Microsoft’s earnings disappointed the market and the stock price weakened as a result. From its valuation (around 10X estimated 2011 earnings once you deduct $2 per share of cash on balance sheet) it appears to be unloved. Windows and Office are relentless cash generators, and the constant drain of supporting its investments in online services and gaming has resulted in slower growth in free cashflow to equity than in net income. However, many commentators find it attractive (most recently Charles Clough in Barrons). At its current valuation MSFT appears to offer substantial upside if the company can simply grow its core businesses at nominal global GDP and start to see meaningful results from its heavy investments in online services and gaming. We invested in MSFT this week.

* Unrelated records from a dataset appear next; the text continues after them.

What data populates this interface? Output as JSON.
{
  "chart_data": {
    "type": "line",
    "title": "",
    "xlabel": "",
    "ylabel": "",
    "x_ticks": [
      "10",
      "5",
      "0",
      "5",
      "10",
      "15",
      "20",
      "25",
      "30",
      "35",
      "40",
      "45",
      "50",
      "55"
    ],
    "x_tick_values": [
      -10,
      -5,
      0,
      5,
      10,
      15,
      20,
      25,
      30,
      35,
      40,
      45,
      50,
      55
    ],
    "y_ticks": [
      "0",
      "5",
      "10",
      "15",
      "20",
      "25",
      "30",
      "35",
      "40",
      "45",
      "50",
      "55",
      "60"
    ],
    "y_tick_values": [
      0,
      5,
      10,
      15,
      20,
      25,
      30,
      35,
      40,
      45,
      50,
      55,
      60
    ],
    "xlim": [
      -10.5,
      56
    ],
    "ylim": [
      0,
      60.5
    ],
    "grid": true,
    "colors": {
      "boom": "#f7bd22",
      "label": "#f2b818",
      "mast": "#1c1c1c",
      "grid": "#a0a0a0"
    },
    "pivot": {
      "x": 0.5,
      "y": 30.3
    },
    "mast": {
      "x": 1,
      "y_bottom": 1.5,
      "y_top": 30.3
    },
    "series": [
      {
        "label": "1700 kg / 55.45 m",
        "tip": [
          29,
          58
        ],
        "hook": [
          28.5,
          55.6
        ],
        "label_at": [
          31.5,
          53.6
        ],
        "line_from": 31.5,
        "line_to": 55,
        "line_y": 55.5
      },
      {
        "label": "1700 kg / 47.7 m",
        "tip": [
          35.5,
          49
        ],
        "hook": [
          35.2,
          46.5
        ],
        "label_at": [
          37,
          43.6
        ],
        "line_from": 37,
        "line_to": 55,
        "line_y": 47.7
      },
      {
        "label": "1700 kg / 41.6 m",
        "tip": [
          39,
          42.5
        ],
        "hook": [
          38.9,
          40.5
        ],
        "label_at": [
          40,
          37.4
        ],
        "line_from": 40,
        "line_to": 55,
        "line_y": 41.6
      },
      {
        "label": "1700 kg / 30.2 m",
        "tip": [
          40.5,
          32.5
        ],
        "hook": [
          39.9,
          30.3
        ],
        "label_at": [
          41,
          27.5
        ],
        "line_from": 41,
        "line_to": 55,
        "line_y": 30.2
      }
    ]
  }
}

Kraft Foods (KFT) is another large cap deep value stock. They received a lot of criticism for the Cadbury’s acquisition, but the stock price has presumably paid the price for this and Cadbury does provide higher growth than in some of Kraft’s traditional businesses (such as beverages and meats). In addition, Sara Lee’s decision to break itself up rather than sell to a private equity buyer may allow KFT to more readily divest one or two businesses. Food inflation is clearly a concern as far as input costs are concerned, but that is not a new story and we think faster growth combined with its relative underperformance against the S&P500 last year make this an attractive opportunity. We invested in KFT this week.
While the President’s speech was well presented, on reflection it was light on specifics. The focus on deficit reduction from both sides of the aisle can easily be confused with bi-partisan action. Incremental progress is possible in some areas but nothing substantial for the remainder of Obama’s term in office. On deficit reduction, the President notably omitted to endorse the conclusions of his own deficit commission and didn’t offer any leadership on entitlement reform. Bond investors can wait to make that next purchase; supply is likely to remain ample. We continue to maintain fixed income exposure outside the U.S. to diverse emerging market currencies although recent events in the Middle East have clearly helped the US$ and may continue to do so in the near term. Bonds and oil don’t often rally strongly on the same news; they did this week, and while it’s hard to imagine the Suez Canal closing and thus forcing oil tankers to take the long route around southern Africa, if for some reason oil supplies are disrupted it’s unlikely to be a good reason to invest in treasury bonds.